- Was genau ist mit Andrés Escobar nach der Weltmeisterschaft 1994 passiert?
- Elf Tage nach seinem Eigentor bei der 1:2-Niederlage Kolumbiens gegen die USA wurde Escobar vor einer Bar in Medellín mehrfach angeschossen. Er starb Stunden später im Krankenhaus; Der Schütze behauptete, Escobars Fehler habe die Wettenden Millionen gekostet.
- Hatte Atlético Nacional irgendwelche Verbindungen zum Drogenimperium von Pablo Escobar?
- Der Erfolg von Atlético Nacional bei der Copa Libertadores 1989 fiel mit der Zeit zusammen, als Pablo Escobars Medellín-Kartell offen lokale Vereine finanzierte. Der Verein hat den Erhalt von Kartellgeldern nie bestritten, die Höhe jedoch nie offiziell anerkannt.
- Wie lange war Humberto Muñoz Castro wegen des Mordes an Escobar im Gefängnis?
- Muñoz Castro wurde 1995 zu 43 Jahren Haft verurteilt, verbüßte jedoch nur 11 Jahre, bevor er 2005 vorzeitig entlassen wurde. Er hat den Mord nie öffentlich erklärt, außer dass er Escobars Eigentor als Motiv nannte.
- Was beinhaltet die neue Video-Hommage an Atlético Nacional?
- Das Video des Vereins enthält Archivmaterial von Escobar in Aktion, Interviews mit der Familie und eine unverblümte Erzählung, die den Mord als Symptom der Schnittstelle zwischen Fußball und organisierter Kriminalität darstellt – keine Soft-Focus-Nostalgie, nur rohe Abrechnung.

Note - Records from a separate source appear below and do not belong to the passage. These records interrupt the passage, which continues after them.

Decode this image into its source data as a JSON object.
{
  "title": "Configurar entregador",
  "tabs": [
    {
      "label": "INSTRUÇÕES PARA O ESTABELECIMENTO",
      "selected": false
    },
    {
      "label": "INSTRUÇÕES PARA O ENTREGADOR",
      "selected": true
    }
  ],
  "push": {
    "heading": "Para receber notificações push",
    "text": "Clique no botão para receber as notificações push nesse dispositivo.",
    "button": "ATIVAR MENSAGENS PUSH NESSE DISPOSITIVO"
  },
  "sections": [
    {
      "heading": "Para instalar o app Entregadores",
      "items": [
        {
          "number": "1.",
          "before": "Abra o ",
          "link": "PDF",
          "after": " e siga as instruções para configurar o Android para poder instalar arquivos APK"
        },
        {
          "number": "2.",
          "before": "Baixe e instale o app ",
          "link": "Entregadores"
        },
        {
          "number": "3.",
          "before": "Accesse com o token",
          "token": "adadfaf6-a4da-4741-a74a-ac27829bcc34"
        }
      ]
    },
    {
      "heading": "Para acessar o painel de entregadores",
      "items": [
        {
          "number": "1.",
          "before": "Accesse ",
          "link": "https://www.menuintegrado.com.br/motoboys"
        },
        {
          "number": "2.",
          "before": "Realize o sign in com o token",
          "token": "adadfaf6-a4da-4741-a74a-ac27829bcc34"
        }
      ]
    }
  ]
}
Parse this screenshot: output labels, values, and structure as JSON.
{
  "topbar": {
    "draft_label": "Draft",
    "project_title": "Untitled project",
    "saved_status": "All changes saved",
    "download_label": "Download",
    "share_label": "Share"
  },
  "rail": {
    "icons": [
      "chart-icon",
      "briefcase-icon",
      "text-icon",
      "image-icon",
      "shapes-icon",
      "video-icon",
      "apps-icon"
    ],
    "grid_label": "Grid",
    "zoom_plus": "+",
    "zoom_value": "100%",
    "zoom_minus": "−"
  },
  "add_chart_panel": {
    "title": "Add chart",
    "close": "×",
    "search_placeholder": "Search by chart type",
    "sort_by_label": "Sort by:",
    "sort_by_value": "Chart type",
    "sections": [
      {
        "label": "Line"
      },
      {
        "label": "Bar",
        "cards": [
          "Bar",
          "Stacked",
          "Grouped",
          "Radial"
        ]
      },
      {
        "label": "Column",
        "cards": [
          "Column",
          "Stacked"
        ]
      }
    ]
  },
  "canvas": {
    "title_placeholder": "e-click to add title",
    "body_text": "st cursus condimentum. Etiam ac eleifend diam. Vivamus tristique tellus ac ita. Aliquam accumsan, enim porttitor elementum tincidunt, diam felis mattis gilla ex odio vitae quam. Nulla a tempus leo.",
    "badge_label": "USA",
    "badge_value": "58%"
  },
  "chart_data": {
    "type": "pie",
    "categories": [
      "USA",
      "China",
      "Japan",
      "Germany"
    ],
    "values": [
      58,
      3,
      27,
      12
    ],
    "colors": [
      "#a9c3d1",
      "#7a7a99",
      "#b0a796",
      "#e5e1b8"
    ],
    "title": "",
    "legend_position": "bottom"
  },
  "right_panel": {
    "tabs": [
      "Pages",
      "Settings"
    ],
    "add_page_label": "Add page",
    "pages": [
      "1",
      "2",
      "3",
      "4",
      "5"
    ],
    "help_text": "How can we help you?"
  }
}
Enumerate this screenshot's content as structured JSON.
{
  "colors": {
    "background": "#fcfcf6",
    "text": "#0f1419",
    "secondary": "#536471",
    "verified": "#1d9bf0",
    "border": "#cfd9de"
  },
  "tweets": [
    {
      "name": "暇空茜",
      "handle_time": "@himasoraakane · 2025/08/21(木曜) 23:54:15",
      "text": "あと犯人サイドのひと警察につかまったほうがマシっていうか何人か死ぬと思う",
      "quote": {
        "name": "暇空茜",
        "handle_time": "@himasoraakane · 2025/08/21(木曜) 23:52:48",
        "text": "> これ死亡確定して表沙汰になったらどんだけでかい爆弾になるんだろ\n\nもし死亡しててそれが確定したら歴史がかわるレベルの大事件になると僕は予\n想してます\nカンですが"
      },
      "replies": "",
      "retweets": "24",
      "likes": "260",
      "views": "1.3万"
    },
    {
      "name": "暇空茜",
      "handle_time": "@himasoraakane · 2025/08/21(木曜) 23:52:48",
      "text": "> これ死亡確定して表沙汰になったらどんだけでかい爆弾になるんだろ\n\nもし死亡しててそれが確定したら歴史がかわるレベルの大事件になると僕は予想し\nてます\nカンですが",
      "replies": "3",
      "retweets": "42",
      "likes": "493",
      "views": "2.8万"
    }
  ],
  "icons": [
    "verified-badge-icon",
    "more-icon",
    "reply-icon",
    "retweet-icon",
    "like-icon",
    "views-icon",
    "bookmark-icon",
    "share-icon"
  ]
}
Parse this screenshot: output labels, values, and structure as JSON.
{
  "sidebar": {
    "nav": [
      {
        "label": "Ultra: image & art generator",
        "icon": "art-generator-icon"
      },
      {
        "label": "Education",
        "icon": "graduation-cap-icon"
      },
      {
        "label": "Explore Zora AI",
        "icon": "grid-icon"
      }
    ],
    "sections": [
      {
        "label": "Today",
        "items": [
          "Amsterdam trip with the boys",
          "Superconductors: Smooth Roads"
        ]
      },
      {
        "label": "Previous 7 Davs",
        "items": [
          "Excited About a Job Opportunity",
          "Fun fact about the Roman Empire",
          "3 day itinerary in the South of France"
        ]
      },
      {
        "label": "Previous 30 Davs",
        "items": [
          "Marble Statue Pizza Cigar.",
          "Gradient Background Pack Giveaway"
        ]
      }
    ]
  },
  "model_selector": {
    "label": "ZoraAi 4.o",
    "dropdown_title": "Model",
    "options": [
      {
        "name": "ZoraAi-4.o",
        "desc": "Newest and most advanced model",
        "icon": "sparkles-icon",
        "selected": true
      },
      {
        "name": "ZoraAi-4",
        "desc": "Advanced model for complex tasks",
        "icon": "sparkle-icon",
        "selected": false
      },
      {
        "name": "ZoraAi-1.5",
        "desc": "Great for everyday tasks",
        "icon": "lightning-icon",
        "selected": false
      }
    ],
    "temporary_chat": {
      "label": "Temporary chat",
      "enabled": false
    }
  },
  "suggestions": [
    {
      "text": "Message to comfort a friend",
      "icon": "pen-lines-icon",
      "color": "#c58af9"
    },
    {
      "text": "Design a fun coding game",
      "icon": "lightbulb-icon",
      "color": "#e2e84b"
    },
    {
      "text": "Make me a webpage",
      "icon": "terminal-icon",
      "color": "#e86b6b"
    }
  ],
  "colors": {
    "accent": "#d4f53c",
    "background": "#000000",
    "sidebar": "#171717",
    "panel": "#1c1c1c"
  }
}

- Gibt es ein dauerhaftes Denkmal für Escobar im Stadion von Atlético Nacional?
- Noch nicht. Nächsten Monat wird der Verein im Estadio Atanasio Girardot ein permanentes Wandgemälde enthüllen, das die Spieler dazu zwingt, sich vor ihrem Debüt mit Escobars Erbe auseinanderzusetzen. Es handelt sich teils um ein Denkmal, teils um ein Warnschild.
- Warum hallt Escobars Geschichte auch heute noch im kolumbianischen Fußball nach?
- Weil der Druck, dem Escobar ausgesetzt war – Glücksspielsyndikate, Kartelleinfluss, Leben und Tod – nicht verschwunden ist. Jedes Mal, wenn kolumbianische Vereine nach kontinentalem Ruhm streben, schwebt das Gespenst von schmutzigem Geld und gewalttätiger Vergeltung im Hintergrund.